Board leadership attributes greatly influence a firm's sustainability performance. However, the impact of these attributes depends on the board's structure: Unitary, Two-tier or Mixed. The specific attributes of each structure may affect sustainability oversight. They can enable or constrain corporate sustainability, depending on the board's leadership effectiveness. The primary objective of this research is to examine how board leadership attributes impact environmental, social and governance (ESG) performance across different board structures.

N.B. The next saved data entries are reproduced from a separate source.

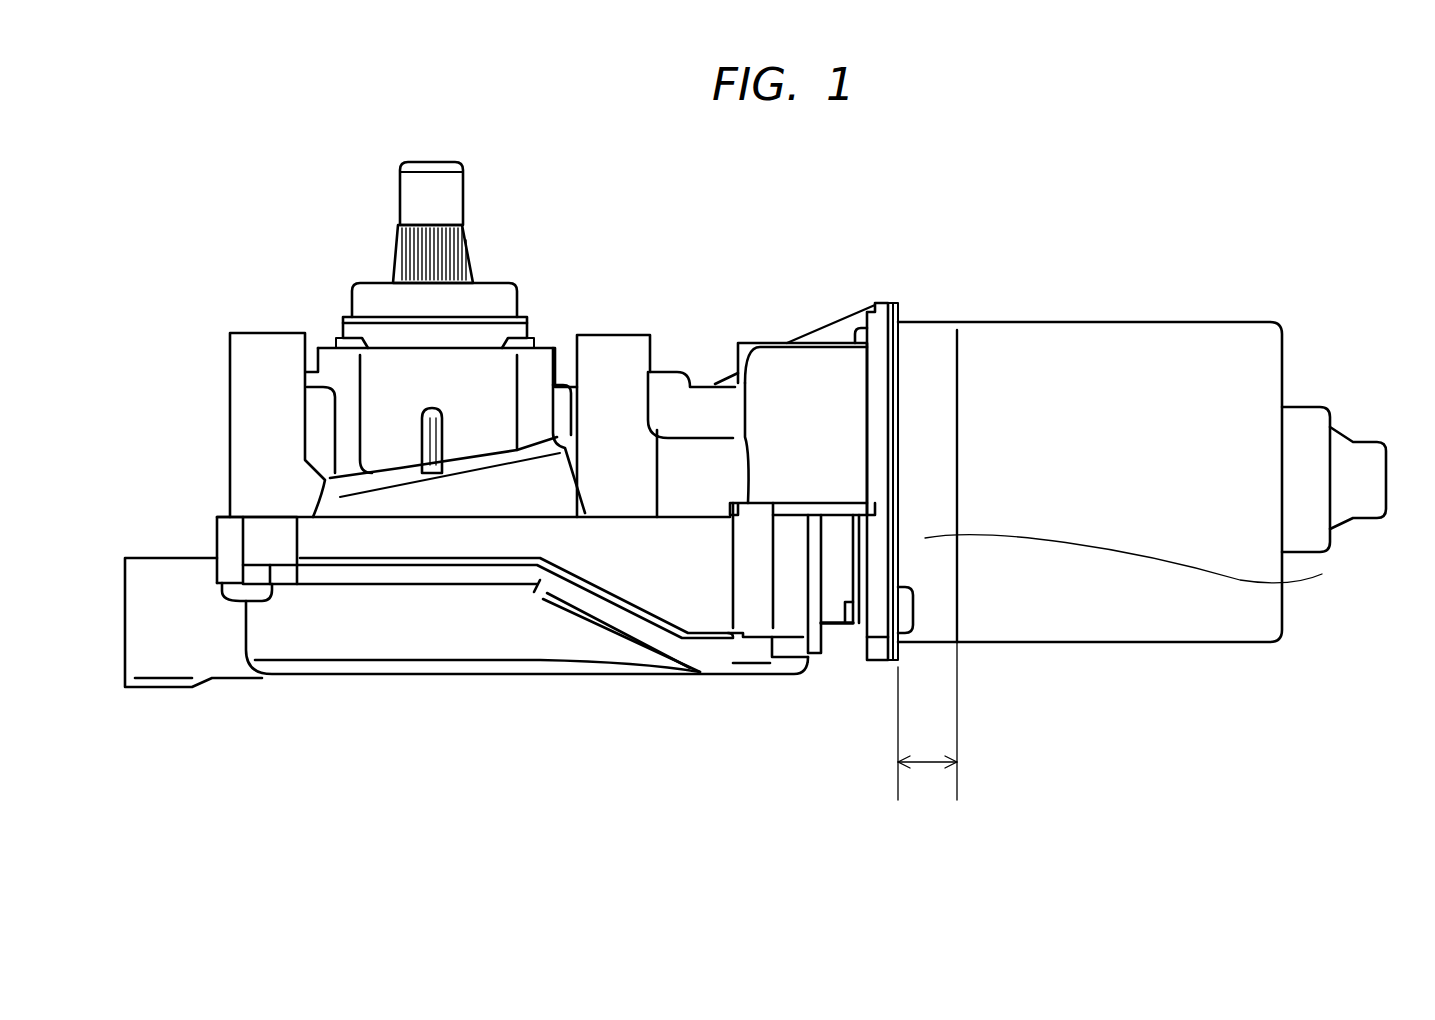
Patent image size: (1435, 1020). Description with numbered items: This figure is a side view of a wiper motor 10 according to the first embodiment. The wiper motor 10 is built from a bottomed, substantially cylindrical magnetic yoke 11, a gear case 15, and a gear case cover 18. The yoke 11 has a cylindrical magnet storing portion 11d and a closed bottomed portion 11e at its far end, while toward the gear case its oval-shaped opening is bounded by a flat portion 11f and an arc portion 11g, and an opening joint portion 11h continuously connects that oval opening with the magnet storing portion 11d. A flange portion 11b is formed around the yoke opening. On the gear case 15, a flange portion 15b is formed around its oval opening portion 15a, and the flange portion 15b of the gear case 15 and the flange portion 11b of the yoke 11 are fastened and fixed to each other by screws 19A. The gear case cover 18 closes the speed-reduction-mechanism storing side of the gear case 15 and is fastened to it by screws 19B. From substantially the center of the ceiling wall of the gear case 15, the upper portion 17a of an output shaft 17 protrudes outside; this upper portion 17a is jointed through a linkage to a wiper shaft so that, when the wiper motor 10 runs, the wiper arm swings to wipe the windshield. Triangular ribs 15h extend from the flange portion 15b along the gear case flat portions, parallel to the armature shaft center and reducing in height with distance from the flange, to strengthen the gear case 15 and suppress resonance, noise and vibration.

The wiper motor 10 is at (713, 707).
The magnetic yoke 11 is at (1120, 322).
The flange portion 11b is at (833, 633).
The magnet storing portion 11d is at (1198, 613).
The bottomed portion 11e is at (1347, 433).
The flat portion 11f is at (933, 322).
The arc portion 11g is at (1159, 566).
The opening joint portion 11h is at (930, 733).
The gear case 15 is at (787, 343).
The opening portion 15a is at (888, 363).
The flange portion 15b is at (877, 312).
The rib 15h is at (835, 337).
The output shaft 17 is at (477, 268).
The upper portion of output shaft 17a is at (467, 202).
The gear case cover 18 is at (518, 675).
The screw 19A is at (918, 605).
The screw 19B is at (235, 602).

Design/methodology/approach

This study examines the relationship between board leadership and ESG performance across companies in Europe, Asia and America. It uses data on about 8,094 companies from Refinitiv Ikon (2016–2021) and conducts panel-data analysis using fixed- and random-effects models.

Findings

Board size affects ESG performance differently across structures: larger boards improve ESG in Unitary and Mixed boards but reduce it in Two-tier boards. Board independence, expertise and gender diversity all boost ESG scores across structures. Larger companies score better on ESG, but leverage has little effect on ESG across structures.

Practical implications

The findings matter for legislators, board members, academicians, and investors. Policy should promote board attributes tailored to each board structure. ESG subcommittees can fix structural gaps because boards differ. Companies should review their board evaluation criteria to determine whether their boards integrate leadership into sustainability strategy, especially in family-owned or state-influenced firms – so skilled board members can contribute more effectively.

Originality/value

This research offers a new global view of how corporate governance practices and board structures shape sustainability performance. It builds on existing work by showing that board attributes interact with their structural context. The study reveals how board attributes matter differently across structures, explaining why past studies produced mixed results.